On 1/25/2021 7:55 AM, Richard Salz wrote:
... It had no XDR because it was "reader makes it
right" ...
Who made it wrong?
The issues addressed by a presentation layer are there whether you
explicitly make one (XDR) or embed it as a conditional (itself an
overhead.) But it's a tomayto tomahto thing in the end, just as it was
30 years ago, the same only different -- and both distinctions opaque to
who really mattered, the people spending money.
ONC and DCE RPC are both charmingly clear in comparison with the vogue
of protobufs and grpc. They're also both pervasive today well beyond the
platforms that birthed them.
A factor in the arc of NeWS' trajectory not thus far mentioned was its
acceptance by ISVs, though Clem's comment applies:
On Mon Jan 25 03:04:09 AEST 2021, Clem Cole wrote:
As I have said in other replies: "simple
economics always beats
sophisticated architecture."
In these forums there is a lot of discussions about the technical merits
of this or that technology. It's perhaps unsatisfying to those of us
invested in those technologies but often those merits (or their lack)
don't determine what thrives and what doesn't.
I was a distant observer of, and occasional experimenter with, NeWS as a
technology. My recollections are of impressive capability and
performance (for the time) and elegance. (But then, my TECO skills were
still pretty high at the time so PostScript wasn't confronting in
comparison -- I'm sure I'd think differently coming at it cold now.)
But I was a much closer observer/participant with ISVs. The measure
which most highly correlated with Sun's ascent and success was the "thud
factor" of its applications catalog. When it was actually a printed
thing, at its height the Catalyst catalog had the throw weight of a
large metropolitan area phone book (hopefully not too dated an analogy.)
Few of Sun's customers bought Sun to have Sun, they were bought to run
applications that happened to run on Sun. We sold more Suns if we had
more ISVs on board. If you sold more you got more ISVs. And so it goes
-- the applications "virtuous cycle". When the feedback loop is
positive, it turns "selling" into "order taking" which is a pretty
clear
indicator of marketing dollars having been well-spent.
In this relationship there is a tension between platform differentiation
attempts and keeping the flywheel effect of the virtuous cycle going. An
ISV is going to look at platform differentiation as either lubrication
or friction. They're going to resist friction and pursue lubrication. In
the end, NeWS caused too much friction. (A corollary is that an ISV
initially views any differentiation as friction, you need to prove it
can be lubrication, and the ISV's importance to the market determines
how much energy you put into that.)
There was attraction to NeWS because it was provocatively capable. A
number of ISVs, important ones, chose to adopt. But each release of
NeWS, while objectively better, was also sufficiently different that
what initially appeared to be an attractor was unsustainable for the
ISVs to keep up with, even in service of Sun as the then market leader.
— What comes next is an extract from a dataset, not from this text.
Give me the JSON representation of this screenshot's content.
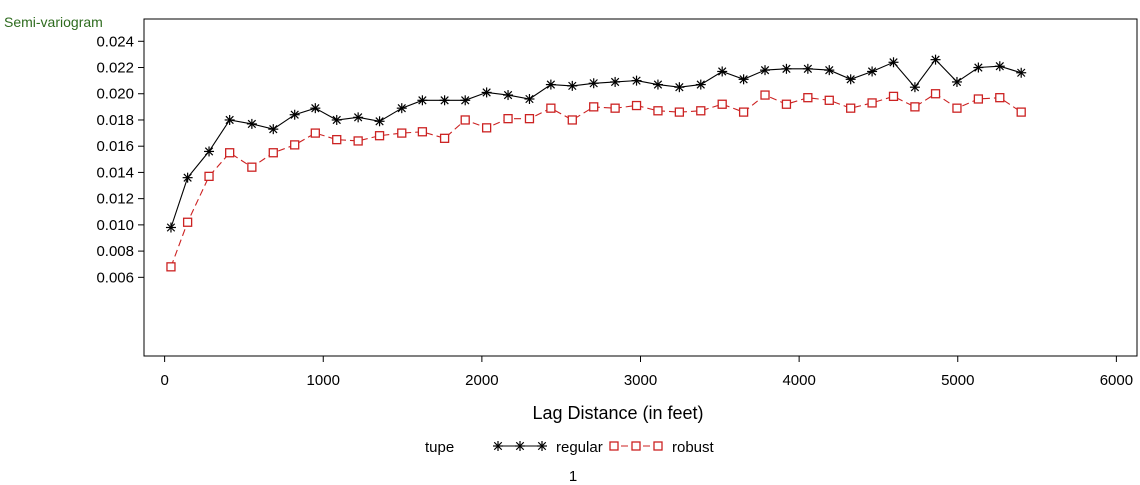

Sun's volumes would allow us to get away with imposing a certain amount
of friction of variation with ISVs but there were always limits to it --
the ISVs are trying to run their own businesses with their own
differentiations and agendas to pursue.
For the ISVs, variations of any sort were not a one-time cost. They
repeated as qualification events when new software versions or new
systems were introduced. Just staying still on a platform and with a
vendor costs them. Making them re-do any portion of the initial effort
as well is a significant disincentive. You may not be able to introduce
your new product if they don't come along, they may not come along until
they're sure your new product will sell enough to make it worthwhile. So
successfully lubricating those costs as much as possible was for a lot
of us a primary reason for the Sun's growth. Differentiation "behind
interfaces" as we did in the operating system space helped lower that
cost. Binary compatibility was super important. Gratuitous improvements
that lacked opacity were avoided and we often made vanilla choices. Not
perfect certainly, but good enough.
NeWS stood out for not doing that, and that fact I think had far more to
do with its status today than whether or not the source was available.
Arguably NeWS never got far enough to have the availability conversation
but now I'm back to being too distant from it to really know.
The tensions being maintained in these market dynamics have multiple
factors. It's tempting but hard to pick the one true reason for any
outcome. But the virtuous cycle explains a lot of phenomena. It
certainly doesn't hurt to be excellent in what you do, but sadly, it's
not as determinative as we as practitioners might wish it to be. There's
a reason we can all find examples of technologically superior failures.
That said, I do think the NeWS experience was at least part of what
later informed Java's compatibility especially at the binary level, the
separation of the JVM from the language(s) hosted on it. Not the "one
true reason", but among the mix of considerations.